When students do run into trouble with alcohol, Greher said, Bentley uses a program called Basic Alcohol Screening Intervention. The program, which consists of one-on-one consultations, she says, "help us to investigate their choices, and evaluate areas of risks so they make better decisions."
AlcoholEdu is part of Bentley's strategy, and was made mandatory for incoming freshmen for this past academic year. "It doesn't tell students what to think, but gives the students the information they need to make healthy and safe decisions" through surveys and interactive tests. All first-year students, whether they drink or not, complete the program's detailed initial survey on arriving on-campus and another after 45 days.
The surveys are personalized to each student's preferences (i.e. for a female who does not choose to drink, or a male that does) and are confidential and anonymous. For students who don't drink, the educators said, it can help educate how to deal with the use of alcohol in their midst.
More than 500 colleges and universities in the U.S. use the software, she said.
"We know there's no silver bullet (for alcohol abuse)," Tower said. "It's really important for schools to have a really comprehensive approach. Everything from peer counseling or mentoring to using other social marketing approaches (can be effective)."
Bentley students interviewed, however, had mixed feelings about whether the programs worked.
"I think they do what they want," said Eric Chan, a sophomore transfer, of Bentley students. "Of course (officals) try to prevent alcohol. But (among) me and my friends, I don't notice anybody responding to this programming."

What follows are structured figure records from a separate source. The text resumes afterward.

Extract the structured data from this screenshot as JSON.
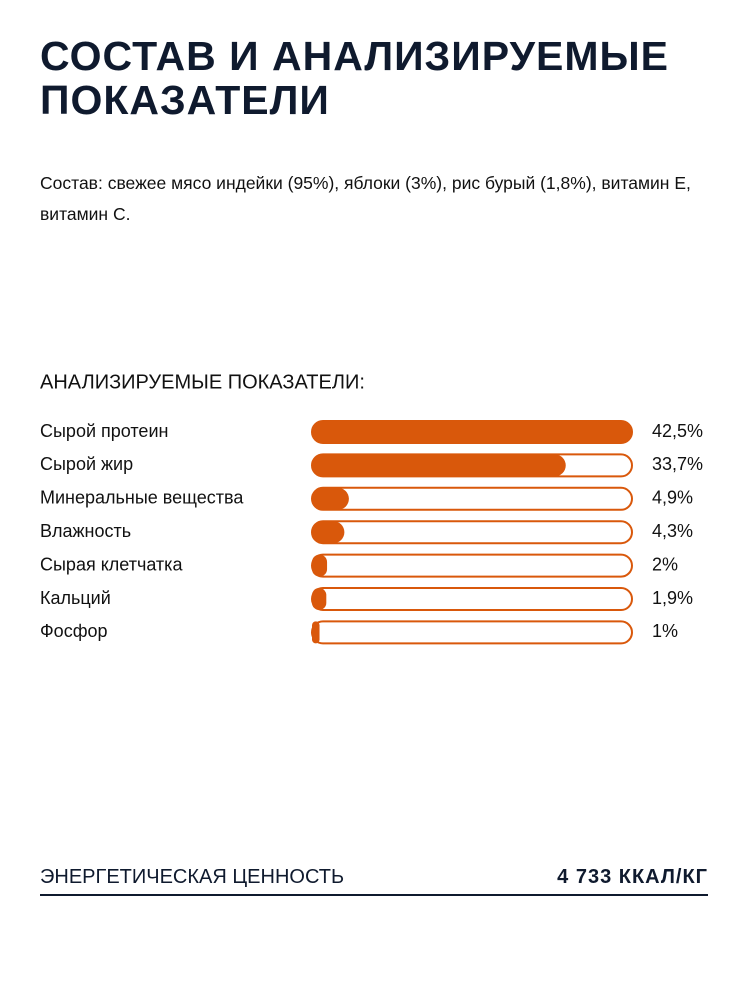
{
  "header": {
    "title": "СОСТАВ И АНАЛИЗИРУЕМЫЕ ПОКАЗАТЕЛИ"
  },
  "composition": "Состав: свежее мясо индейки (95%), яблоки (3%), рис бурый (1,8%), витамин E, витамин C.",
  "chart_data": {
    "type": "bar",
    "title": "АНАЛИЗИРУЕМЫЕ ПОКАЗАТЕЛИ:",
    "categories": [
      "Сырой протеин",
      "Сырой жир",
      "Минеральные вещества",
      "Влажность",
      "Сырая клетчатка",
      "Кальций",
      "Фосфор"
    ],
    "values": [
      42.5,
      33.7,
      4.9,
      4.3,
      2,
      1.9,
      1
    ],
    "value_labels": [
      "42,5%",
      "33,7%",
      "4,9%",
      "4,3%",
      "2%",
      "1,9%",
      "1%"
    ],
    "color": "#d9580b"
  },
  "energy": {
    "label": "ЭНЕРГЕТИЧЕСКАЯ ЦЕННОСТЬ",
    "value": "4 733 ККАЛ/КГ"
  }
}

Caitlin Shilalie, also a sophomore, thought the college did a good job.
"They really do promote alcohol awareness," she said. "I know they do each semester an alcohol awareness day where they have different events, they have golf cart driving with beer goggles and stuff. I think there's usually a pretty good turnout to the events."
The top winner in the Outside the Classroom Contest was the University of Alabama, which received Highest Honors. Other Prevention Excellence winners were St. Joseph's University, State University of New York at New Paltz, the University of Connecticut, the University of Central Florida, the University of Iowa, and University of Texas at San Antonio.